Fiorentina-Juventus, gennaio 1974. In Curva Fiesole appare per la prima volta uno striscione viola con la scritta ULTRAS. Già a metà degli anni ’60 erano nati club storici come il 7bello ed il Vieusseux ed esisteva un coordinamento dei viola club, ma è in quel momento che comincia davvero la storia della Curva Fiesole.

 

La nascita degli Ultras, nome proposto dal leader del gruppo, cioè Stefano Biagini detto “il Pompa”, è la svolta per la tifoseria organizzata della Fiorentina.

Gli Ultras occupano il centro della curva e la colorano con bandiere, sciarpe, striscioni. Da quel campionato 1973-74 allo stadio si vedono tamburi, trombette, i primi fumogeni (all’inizio di colore arancione poi finalmente di colore viola). I simboli di riconoscimento del gruppo diventano la maglietta con la scritta Ultras ed i baschi bordeaux che vengono indossati dai ragazzi ad ogni trasferta a seguito della squadra.

Il numero degli iscritti aumenta ed il club si organizza.

Gli anni ’70 sono gli anni degli striscioni, delle grandi sbandierate in curva, delle trasferte di massa. E sono pure gli anni dei primi scontri con le tifoserie rivali, in trasferta come a Firenze. La Curva Fiesole è diventata il cuore del tifo fiorentino, ormai è colorata tutta e soltanto di viola, ed i tifosi delle altre squadre sono costretti a seguire la partita da altri settori dello stadio.

Dopo lo scioglimento degli Ultras, nel 1984, la guida passa al Collettivo Autonomo Viola, che occuperà il centro della Curva Fiesole fino al 2011 quando in curva comincerà una nuova fase. Gli ’80-’90 sono gli anni di alcune coreografie che entrano di diritto nella storia del tifo italiano. La prima coreografia in Curva Fiesole viene allestita per l’addio alla Fiorentina del capitano Giancarlo Antognoni, con la Fiesole che quel giorno si riempie di cartoncini bianchi e viola.

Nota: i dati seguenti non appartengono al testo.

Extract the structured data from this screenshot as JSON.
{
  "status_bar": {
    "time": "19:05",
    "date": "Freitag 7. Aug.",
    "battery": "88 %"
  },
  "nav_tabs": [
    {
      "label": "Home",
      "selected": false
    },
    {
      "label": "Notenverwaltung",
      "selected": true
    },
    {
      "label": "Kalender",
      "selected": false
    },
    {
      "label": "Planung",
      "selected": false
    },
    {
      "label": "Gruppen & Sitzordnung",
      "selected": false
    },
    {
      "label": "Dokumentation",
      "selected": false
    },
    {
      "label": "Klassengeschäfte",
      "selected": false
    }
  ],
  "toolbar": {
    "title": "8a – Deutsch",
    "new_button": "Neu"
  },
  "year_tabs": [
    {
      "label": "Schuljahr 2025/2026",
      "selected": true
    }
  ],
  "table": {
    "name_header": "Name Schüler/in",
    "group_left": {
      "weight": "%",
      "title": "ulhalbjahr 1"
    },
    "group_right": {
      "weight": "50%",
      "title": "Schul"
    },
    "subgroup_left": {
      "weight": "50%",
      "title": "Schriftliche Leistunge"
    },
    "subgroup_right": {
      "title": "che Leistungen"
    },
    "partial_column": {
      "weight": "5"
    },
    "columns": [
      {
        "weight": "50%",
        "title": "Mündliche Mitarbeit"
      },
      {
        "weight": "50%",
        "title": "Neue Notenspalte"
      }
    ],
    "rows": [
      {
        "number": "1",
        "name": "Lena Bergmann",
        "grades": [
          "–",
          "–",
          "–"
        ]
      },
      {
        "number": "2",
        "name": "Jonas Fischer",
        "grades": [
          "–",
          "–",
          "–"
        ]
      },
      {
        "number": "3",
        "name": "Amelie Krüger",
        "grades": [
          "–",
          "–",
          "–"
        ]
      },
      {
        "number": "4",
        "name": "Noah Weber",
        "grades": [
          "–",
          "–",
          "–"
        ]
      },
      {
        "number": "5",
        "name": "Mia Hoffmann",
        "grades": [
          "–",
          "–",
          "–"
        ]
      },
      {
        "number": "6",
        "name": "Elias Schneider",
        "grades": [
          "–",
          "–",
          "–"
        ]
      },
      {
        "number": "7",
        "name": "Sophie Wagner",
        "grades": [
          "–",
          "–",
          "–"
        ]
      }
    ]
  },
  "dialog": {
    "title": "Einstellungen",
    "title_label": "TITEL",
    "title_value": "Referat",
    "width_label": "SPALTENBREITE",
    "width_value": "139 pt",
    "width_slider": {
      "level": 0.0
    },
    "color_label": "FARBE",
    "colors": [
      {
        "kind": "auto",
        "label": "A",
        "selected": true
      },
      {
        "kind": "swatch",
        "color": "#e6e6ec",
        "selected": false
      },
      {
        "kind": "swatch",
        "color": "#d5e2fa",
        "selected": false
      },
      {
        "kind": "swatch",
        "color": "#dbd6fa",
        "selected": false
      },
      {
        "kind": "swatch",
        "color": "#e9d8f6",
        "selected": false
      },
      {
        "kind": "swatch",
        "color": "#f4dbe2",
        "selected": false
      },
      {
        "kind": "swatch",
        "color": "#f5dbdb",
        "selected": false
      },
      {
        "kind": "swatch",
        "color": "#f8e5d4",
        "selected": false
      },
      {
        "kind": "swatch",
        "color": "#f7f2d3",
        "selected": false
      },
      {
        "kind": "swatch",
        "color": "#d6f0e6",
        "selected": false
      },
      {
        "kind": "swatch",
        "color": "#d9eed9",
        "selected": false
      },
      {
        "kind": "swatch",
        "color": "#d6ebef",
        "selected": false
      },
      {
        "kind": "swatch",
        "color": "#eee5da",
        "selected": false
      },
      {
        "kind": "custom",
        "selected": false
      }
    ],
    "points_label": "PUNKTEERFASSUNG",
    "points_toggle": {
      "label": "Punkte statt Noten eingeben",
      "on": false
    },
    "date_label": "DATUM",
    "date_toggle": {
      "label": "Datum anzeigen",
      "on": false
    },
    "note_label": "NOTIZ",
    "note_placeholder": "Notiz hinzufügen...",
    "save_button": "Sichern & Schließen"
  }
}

Le coreografie di una magica Fiorentina

Le immagini più belle le troviamo però, ovviamente, per le partite contro l’avversario storico, la Juventus. Da ricordare la coreografia col cuore viola che batte al centro di un elettrocardiogramma viola e bianco (febbraio 1997), quella con le effigi dei quattro colori del Calcio Storico fiorentino (aprile 2005), il sole splendente che sorge in un cielo viola (dicembre 2005) e anche l’effetto Bombonera creato con il lancio di un numero incredibile di rotoli di carta bianca (gennaio 1992).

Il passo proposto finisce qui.